About how much should be in a document. For at least some audience
probably larger than 1 but not the whole world, or even the whole IETF
membership, in general one should not need to read references to
understand the gist of a paper (internet draft). But there may be
cases even there. For esoteric details of the frutzel transport
protocol I will certainly need to read the spec if I want to know them
- I simply don't know them all, off-hand. I might also trust certain
people in the community to represent the fruzel prototol fairly to me,
but even so, I expect them to give me hints as to why they might take
a particular position on how to caste frutzel addresses into URLs.
For someone coming new to the working group or a student of mine who
wants to join this fray, there will be perhaps more background reading
in order to fully understand the documents being circulated in our
group.
Now, comes the question of where to find the description I need to
understand the frutzel transport protocol. By providing URLs we are
now doing something that is different from what we have traditionally
provided for readers.

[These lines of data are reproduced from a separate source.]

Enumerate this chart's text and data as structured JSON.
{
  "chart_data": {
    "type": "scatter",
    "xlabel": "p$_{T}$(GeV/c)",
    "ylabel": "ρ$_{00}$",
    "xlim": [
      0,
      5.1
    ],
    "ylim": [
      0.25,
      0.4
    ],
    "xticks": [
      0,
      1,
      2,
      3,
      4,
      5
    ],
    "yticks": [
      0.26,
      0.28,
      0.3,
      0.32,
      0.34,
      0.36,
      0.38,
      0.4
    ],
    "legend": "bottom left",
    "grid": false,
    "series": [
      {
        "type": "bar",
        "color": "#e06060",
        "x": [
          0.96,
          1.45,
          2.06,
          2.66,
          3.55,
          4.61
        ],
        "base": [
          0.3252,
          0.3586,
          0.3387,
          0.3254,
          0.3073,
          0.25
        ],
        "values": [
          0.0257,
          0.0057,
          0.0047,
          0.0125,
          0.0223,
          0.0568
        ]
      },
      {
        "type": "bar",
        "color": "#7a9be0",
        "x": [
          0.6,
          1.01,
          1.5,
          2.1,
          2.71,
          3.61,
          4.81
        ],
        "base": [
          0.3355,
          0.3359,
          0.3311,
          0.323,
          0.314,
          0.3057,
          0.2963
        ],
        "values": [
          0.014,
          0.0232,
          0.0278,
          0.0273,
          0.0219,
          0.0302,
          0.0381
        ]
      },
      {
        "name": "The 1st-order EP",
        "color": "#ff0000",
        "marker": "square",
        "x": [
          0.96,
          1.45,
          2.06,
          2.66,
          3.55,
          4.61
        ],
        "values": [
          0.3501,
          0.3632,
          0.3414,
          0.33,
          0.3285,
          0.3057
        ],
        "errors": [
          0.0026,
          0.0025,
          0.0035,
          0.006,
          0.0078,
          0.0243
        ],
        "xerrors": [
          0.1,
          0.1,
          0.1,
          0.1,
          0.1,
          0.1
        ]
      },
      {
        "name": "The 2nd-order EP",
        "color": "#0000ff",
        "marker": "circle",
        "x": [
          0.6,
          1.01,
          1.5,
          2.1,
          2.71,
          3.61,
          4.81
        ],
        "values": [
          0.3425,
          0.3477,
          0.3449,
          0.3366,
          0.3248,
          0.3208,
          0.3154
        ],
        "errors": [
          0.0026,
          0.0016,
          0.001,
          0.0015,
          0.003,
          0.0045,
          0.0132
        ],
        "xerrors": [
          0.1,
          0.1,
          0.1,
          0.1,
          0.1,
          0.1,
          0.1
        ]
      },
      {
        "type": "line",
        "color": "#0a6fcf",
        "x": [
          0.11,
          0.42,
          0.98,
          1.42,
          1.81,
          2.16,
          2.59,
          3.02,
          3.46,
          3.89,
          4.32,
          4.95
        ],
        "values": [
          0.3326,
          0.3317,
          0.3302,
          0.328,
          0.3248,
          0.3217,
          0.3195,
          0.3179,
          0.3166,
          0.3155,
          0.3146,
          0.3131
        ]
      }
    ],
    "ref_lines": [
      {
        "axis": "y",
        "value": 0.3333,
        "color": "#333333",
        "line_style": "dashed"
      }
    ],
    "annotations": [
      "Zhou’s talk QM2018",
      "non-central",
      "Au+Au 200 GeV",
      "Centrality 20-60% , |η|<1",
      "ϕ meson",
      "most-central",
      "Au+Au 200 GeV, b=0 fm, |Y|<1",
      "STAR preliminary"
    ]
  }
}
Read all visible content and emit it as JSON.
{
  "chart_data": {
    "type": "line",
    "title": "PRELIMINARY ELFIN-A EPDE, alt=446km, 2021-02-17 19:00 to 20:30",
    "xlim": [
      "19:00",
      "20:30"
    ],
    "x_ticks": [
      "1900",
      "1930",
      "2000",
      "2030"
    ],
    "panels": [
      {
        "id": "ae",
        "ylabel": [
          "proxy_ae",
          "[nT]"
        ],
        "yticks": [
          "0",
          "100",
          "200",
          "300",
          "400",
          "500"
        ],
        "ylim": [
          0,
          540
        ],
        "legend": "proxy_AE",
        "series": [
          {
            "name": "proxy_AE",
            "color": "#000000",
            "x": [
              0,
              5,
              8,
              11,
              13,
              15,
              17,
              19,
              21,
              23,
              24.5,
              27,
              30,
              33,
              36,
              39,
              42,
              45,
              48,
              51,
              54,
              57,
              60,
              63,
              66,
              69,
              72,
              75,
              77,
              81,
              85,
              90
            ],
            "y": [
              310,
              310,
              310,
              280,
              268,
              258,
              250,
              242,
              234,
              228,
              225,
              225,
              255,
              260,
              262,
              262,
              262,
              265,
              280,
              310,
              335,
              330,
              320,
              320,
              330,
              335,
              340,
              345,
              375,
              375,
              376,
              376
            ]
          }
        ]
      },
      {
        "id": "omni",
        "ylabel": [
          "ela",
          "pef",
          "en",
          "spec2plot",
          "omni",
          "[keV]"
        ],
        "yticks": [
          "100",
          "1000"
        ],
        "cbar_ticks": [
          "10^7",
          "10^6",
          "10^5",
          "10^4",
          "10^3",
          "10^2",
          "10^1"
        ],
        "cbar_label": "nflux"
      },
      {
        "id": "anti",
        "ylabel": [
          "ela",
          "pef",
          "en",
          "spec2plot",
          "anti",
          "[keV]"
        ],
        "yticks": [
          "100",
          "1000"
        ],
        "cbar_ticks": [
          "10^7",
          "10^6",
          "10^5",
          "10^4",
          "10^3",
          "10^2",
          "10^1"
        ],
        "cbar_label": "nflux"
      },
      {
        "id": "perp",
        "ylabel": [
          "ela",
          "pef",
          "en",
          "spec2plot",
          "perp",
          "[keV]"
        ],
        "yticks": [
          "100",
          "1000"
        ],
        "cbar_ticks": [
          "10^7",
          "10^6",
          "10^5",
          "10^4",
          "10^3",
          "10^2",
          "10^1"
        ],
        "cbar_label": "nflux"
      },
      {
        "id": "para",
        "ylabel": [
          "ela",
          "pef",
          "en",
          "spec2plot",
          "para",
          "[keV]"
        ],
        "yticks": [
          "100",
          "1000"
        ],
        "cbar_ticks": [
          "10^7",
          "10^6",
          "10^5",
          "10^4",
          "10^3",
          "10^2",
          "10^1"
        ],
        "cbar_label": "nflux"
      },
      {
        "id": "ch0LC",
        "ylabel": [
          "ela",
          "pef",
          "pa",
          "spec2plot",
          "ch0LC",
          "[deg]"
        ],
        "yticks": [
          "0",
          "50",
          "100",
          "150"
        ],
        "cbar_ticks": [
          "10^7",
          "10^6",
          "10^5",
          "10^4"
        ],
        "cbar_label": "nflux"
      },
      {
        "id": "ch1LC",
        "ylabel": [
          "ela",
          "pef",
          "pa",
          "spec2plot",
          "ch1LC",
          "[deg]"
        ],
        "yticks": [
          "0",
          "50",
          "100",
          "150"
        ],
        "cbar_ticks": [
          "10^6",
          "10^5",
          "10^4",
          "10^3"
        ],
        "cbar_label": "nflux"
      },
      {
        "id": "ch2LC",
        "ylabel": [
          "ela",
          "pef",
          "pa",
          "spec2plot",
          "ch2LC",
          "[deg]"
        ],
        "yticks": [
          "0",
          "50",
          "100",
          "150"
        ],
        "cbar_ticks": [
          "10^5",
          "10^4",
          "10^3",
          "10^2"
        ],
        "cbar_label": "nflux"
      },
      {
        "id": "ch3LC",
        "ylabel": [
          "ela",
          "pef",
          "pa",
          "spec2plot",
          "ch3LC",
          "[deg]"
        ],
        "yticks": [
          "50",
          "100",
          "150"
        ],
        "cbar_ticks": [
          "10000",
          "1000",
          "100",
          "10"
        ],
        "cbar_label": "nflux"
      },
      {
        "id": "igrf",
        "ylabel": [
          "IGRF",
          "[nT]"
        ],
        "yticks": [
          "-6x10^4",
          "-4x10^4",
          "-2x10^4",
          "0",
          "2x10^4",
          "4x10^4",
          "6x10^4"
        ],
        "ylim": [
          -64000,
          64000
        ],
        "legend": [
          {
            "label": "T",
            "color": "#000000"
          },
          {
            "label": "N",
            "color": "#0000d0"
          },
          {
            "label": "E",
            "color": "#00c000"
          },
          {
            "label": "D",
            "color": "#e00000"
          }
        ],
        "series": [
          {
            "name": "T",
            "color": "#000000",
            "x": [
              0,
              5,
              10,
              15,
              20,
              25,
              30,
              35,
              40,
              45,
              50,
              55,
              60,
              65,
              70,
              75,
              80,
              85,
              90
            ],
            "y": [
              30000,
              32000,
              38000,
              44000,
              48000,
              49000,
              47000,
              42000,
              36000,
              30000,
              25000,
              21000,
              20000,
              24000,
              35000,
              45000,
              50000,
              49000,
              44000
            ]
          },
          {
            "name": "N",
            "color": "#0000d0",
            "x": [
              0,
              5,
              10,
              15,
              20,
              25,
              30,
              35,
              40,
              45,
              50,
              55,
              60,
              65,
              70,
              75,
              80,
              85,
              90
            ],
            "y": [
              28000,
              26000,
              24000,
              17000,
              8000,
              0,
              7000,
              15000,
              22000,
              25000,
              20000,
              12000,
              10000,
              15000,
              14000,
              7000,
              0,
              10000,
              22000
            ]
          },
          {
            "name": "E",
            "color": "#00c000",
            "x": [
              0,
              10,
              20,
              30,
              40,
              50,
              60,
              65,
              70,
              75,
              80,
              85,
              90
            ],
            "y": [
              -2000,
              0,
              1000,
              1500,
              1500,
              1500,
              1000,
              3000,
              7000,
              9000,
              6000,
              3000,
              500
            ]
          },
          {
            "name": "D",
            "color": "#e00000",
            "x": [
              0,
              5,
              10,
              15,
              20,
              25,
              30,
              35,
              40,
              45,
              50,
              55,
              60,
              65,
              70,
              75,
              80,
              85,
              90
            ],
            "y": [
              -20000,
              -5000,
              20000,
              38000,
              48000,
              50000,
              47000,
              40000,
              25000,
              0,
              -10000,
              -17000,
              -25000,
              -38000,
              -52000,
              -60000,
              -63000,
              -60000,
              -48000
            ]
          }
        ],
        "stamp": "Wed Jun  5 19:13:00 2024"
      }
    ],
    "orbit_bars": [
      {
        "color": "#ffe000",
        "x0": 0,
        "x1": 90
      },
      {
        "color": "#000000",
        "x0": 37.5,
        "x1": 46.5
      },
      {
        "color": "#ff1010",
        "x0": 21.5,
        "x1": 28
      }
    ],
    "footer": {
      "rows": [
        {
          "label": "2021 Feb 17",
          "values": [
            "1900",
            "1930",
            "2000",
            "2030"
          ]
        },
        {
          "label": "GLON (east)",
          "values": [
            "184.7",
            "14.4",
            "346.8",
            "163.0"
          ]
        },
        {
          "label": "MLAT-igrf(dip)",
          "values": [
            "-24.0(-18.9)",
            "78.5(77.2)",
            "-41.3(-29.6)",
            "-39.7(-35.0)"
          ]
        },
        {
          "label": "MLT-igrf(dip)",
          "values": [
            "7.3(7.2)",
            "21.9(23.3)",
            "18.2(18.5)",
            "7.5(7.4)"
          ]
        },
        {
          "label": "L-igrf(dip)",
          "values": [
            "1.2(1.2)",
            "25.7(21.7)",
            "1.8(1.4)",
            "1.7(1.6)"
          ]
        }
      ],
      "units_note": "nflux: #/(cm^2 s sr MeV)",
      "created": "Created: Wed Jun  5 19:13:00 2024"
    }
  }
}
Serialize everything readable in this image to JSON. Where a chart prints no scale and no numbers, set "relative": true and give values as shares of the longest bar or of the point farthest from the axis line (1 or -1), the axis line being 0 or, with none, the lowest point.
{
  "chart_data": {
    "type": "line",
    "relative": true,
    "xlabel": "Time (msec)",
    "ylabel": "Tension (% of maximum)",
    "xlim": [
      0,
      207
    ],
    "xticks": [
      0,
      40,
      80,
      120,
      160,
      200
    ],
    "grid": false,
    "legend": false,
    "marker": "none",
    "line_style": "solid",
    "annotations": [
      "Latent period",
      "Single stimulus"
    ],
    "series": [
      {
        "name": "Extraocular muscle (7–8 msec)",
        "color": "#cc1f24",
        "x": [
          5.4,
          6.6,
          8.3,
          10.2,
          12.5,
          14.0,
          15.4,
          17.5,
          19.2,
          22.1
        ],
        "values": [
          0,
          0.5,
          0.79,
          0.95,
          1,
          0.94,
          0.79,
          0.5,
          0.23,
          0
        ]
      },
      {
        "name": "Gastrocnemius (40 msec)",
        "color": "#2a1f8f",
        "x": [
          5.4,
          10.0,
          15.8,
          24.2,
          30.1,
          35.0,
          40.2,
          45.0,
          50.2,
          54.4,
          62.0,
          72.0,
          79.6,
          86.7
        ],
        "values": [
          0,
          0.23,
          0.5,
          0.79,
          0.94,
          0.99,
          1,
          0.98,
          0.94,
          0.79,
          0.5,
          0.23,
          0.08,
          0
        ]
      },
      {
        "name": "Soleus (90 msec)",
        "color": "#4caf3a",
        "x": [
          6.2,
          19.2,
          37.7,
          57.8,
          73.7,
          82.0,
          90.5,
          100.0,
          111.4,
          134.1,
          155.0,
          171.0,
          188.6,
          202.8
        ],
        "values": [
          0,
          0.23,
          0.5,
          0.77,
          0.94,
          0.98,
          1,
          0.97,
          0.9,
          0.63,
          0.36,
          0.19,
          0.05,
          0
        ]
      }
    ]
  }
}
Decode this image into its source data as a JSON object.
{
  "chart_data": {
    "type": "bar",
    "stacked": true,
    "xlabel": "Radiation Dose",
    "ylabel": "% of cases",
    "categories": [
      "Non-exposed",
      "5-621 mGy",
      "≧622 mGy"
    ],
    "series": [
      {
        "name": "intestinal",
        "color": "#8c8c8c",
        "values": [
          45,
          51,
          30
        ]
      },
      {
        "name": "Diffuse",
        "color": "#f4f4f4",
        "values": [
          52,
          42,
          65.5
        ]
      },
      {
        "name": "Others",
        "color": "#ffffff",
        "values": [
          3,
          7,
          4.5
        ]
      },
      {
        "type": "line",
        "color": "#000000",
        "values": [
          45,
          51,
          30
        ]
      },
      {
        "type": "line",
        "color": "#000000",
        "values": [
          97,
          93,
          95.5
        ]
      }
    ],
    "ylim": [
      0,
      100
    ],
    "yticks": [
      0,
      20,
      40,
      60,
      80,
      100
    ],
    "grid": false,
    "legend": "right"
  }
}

Traditionally, references provided an
identifier that allowed the reader to resolve it in some local,
context sensitive way, but provided an identifier that was extremely
long-lived (think about URNs here:-). We now see a move toward
providing location information in potentially long-lived documents (eg
published in journals and magazines and probably books, but especially
online documents). We of all people ought to understand that that is
a bad idea. We should *NEVER* be putting URLs into documents. We are
misusing URLs in ways that having for the last year at least been
causing people outside our community to believe that we don't
understand why they shouldn't be used as long-lived identifiers. We
must work extremely hard to eradicate that behavior first in
ourselves, and hopefully in the community at large.
For the present we don't have some widely accepted way to provide
locators (ie translation services, URC storage and provision services,
whatever you want to call it - the things that translate long-lived
identifiers, URNs, into locations, URLs).